Her background peeked through in her film roles, as she was often cast as a working girl. The most extreme example: Clash by Night, in which Monroe plays “a fish-cannery employee who bounces around in a succession of slacks, bathing suits and sweaters,” per TIME’s original review. On the set of 1950’s All About Eve, she was once warned not to be seen by studio executives reading radical books (the book that prompted the warning: the autobiography of muckraker Lincoln Steffens). Even as Monroe stepped out in public in glamorous evening gowns, she favored blue jeans and flat shoes at home. “She will say that she only likes fancy clothes when she dresses up, so you can kind of see [her populism] in what she wears,” Banner says.
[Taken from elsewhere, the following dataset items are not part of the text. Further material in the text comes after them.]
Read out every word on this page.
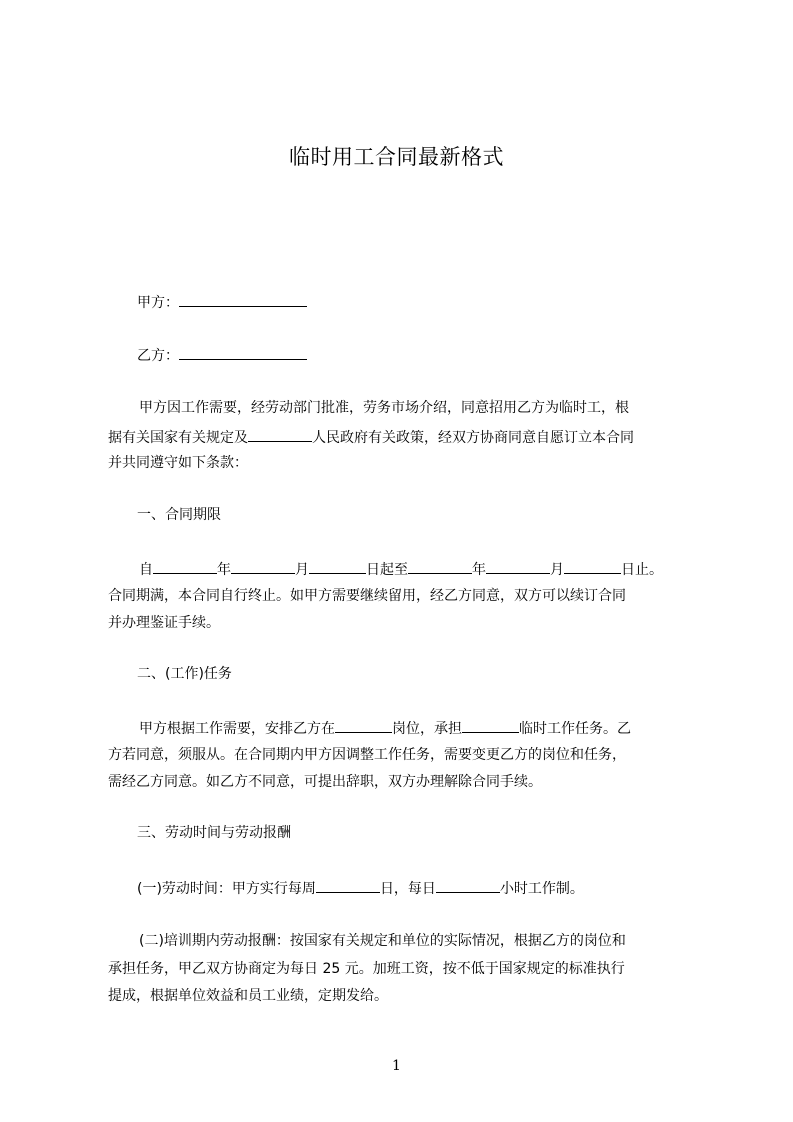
临时用工合同最新格式
甲方：
乙方：
甲方因工作需要，经劳动部门批准，劳务市场介绍，同意招用乙方为临时工，根
据有关国家有关规定及	人民政府有关政策，经双方协商同意自愿订立本合同
并共同遵守如下条款：
一、合同期限
自	年	月	日起至	年	月	日止。
合同期满，本合同自行终止。如甲方需要继续留用，经乙方同意，双方可以续订合同
并办理鉴证手续。
二、(工作)任务
甲方根据工作需要，安排乙方在	岗位，承担	临时工作任务。乙
方若同意，须服从。在合同期内甲方因调整工作任务，需要变更乙方的岗位和任务，
需经乙方同意。如乙方不同意，可提出辞职，双方办理解除合同手续。
三、劳动时间与劳动报酬
(一)劳动时间：甲方实行每周	日，每日	小时工作制。
(二)培训期内劳动报酬：按国家有关规定和单位的实际情况，根据乙方的岗位和
承担任务，甲乙双方协商定为每日 25 元。加班工资，按不低于国家规定的标准执行
提成，根据单位效益和员工业绩，定期发给。
1
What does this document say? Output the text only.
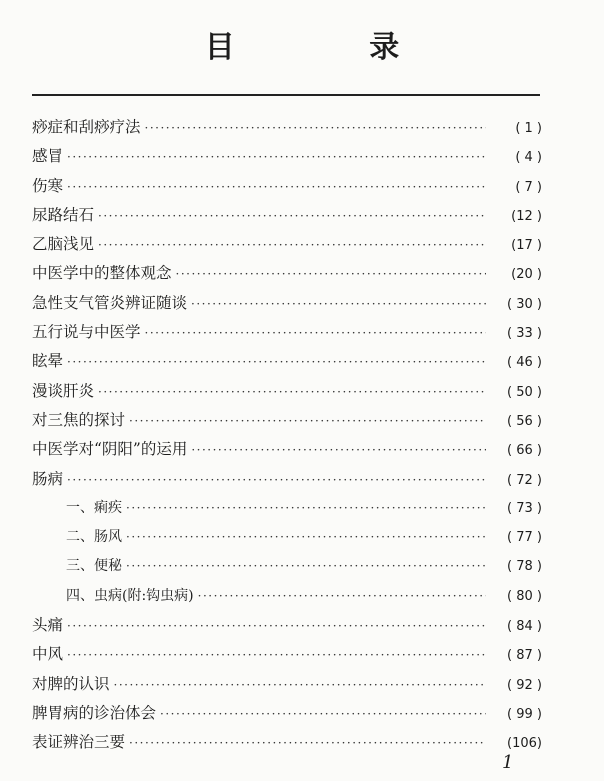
目 录
痧症和刮痧疗法 ·····	( 1 )
感冒 ·····	( 4 )
伤寒 ·····	( 7 )
尿路结石 ·····	(12 )
乙脑浅见 ·····	(17 )
中医学中的整体观念 ·····	(20 )
急性支气管炎辨证随谈 ·····	( 30 )
五行说与中医学 ·····	( 33 )
眩晕 ·····	( 46 )
漫谈肝炎 ·····	( 50 )
对三焦的探讨 ·····	( 56 )
中医学对“阴阳”的运用 ·····	( 66 )
肠病 ·····	( 72 )
一、痢疾 ·····	( 73 )
二、肠风 ·····	( 77 )
三、便秘 ·····	( 78 )
四、虫病(附:钩虫病) ·····	( 80 )
头痛 ·····	( 84 )
中风 ·····	( 87 )
对脾的认识 ·····	( 92 )
脾胃病的诊治体会 ·····	( 99 )
表证辨治三要 ·····	(106)
1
MORE: Read Marilyn Monroe’s Obituary From 1962

In 1956, when she married the playwright Arthur Miller, her working-class roots blossomed into full-on political fervor. In 1960, she became a founding member of the Hollywood branch of the Committee for a Sane Nuclear Policy; that same year, as she kept a home in Roxbury, Conn., she was elected as an alternate delegate to the state’s Democratic caucus. She did not hide her pro-Castro views on Cuba or her support for the then-burgeoning civil rights movement.

“What really made her really openly political was the marriage to Arthur Miller,” Banner says. “He was the great love of her life.”

Broadway was not affected by McCarthyism and anti-Communist investigations to the same extent as the movie business, but Miller was called to testify before the House Un-American Activities Committee shortly before their marriage. Monroe was never called on, which Banner believes was because the anti-Communist Congressmen “thought she was just a dumb blonde.” (In fact, some historians have theorized that Miller saw Monroe as a political shield.)

Read TIME’s full 1956 Marilyn Monroe cover story, here in the TIME Vault: Marilyn Monroe

So why isn’t Marilyn Monroe’s political side a greater part of her legend?

Perhaps it’s because fans don’t want to know that part, Banner says, or perhaps it’s just because there’s so much to say about her that it’s easy to skip one aspect or another.

“When you put it all together, [her political side] is pretty substantial. But in most of the biographies, including mine, it comes out as salt scattered on the biography, because one gets so fascinated by her psychological makeup,” she says. “But the political involvements are no less real.”